Cursores são colocados na seguinte forma: 
• GG1: CAD - 5 mm 
• GG2: CAD - 6 mm 
• GG3: CAD - 7 mm 
• GG4: CAD - 8 mm
Sequência de utilização GG: 4, 3, 2 e 1. ( instrumentação realizada com leve movimentos 
de bicadas e sempre com abundante irrigação).
6 Radiografia de odontometria:.
- Nova radiografia é realizada com o instrumento inserido no canal radicular e então é 
realizada a medição do stop de borracha até a ponta do instrumento para obtermos 
o CAI.
- Calcular o CRD: CRD = CRI x CAD/ CAI
- Radiografia de confirmação da medida do CRD.
- Calcular CT: CT = CRD - 1mm.
7 Preparo químico mecânico: 
Posicionar o cursor de silicone de todas as limas no CT.
Realizar o pré-curvamento das limas, limpar conteúdo da lima com compressa de gaze 
esterilizada e irrigação em grande quantidade a cada troca de lima .
Iniciar com movimento de cateterismo a instrumentação
Iniciar o preparo com lima compatível com GatesGliden 1 = lima #50 
Trocar para a lima seguinte quando sentir resistência e repetir a manobra de cateterismo 
com limas menores (#45, #40, #35...).

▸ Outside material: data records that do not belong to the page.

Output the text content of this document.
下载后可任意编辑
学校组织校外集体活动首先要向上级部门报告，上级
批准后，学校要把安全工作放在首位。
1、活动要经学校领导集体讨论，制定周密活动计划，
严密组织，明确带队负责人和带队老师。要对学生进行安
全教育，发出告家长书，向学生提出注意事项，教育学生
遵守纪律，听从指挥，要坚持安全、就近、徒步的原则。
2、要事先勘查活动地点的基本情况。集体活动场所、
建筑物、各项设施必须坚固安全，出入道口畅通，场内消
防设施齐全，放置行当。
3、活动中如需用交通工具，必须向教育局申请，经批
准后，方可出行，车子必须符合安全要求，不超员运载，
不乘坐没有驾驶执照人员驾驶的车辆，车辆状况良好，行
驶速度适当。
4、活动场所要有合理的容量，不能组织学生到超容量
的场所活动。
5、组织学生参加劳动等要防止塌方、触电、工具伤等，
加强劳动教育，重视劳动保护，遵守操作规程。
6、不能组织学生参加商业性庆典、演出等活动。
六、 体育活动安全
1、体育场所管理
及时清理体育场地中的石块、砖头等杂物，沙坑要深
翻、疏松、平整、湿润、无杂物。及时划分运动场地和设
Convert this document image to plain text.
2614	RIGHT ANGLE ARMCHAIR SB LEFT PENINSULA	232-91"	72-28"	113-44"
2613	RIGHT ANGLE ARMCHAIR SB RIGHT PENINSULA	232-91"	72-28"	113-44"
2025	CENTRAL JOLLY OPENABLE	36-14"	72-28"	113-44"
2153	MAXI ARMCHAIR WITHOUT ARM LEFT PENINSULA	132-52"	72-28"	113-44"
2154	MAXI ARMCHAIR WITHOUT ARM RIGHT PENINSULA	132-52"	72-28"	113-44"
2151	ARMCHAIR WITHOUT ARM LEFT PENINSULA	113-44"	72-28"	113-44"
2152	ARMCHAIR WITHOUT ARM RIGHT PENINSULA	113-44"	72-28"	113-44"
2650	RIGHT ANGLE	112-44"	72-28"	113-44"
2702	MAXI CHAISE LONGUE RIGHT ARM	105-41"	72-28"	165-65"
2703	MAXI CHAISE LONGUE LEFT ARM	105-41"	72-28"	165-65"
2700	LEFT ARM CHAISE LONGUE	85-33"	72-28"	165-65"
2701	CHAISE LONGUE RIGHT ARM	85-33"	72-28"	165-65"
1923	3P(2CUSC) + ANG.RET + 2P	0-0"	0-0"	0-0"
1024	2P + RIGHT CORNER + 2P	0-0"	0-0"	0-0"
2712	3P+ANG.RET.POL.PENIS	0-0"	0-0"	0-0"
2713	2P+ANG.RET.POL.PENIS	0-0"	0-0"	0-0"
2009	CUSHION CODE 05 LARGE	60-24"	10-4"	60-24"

A lima que chegar no CT será a lima que definirá 
nosso DA.
8 Radiografia e prova de cone
Importante realizar a desinfecção dos cones antes do uso, pode ser feita pela imersão do 
cone em hipoclorito de sódio e lavá-lo em seguida em solução salina estéril.
9 Secar conduto com cones de papel absorvente
10 Obturação: Manipulação do cimento endodôntico, os cones de guta principal e 
acessórios levam o cimento para o interior do conduto. Em seguida é feita a compactação 
lateral dos cones com espaçador, na pré clínica utilizamos a cor vermelha. Finalizamos com 
a técnica hibrida onde introduzimos e removemos o mcsapadden com contra angulo ativado 
e cortamos os cones com calcadores aquecidos. 
11 Selamento coronário: Realizar um selamento provisório para impedir a infiltração 
bacteriana, até realizar a restauração definitiva
12 Radiografia final: Para calcularmos se o limite de trabalho e obturação do endo foi 
efetiva.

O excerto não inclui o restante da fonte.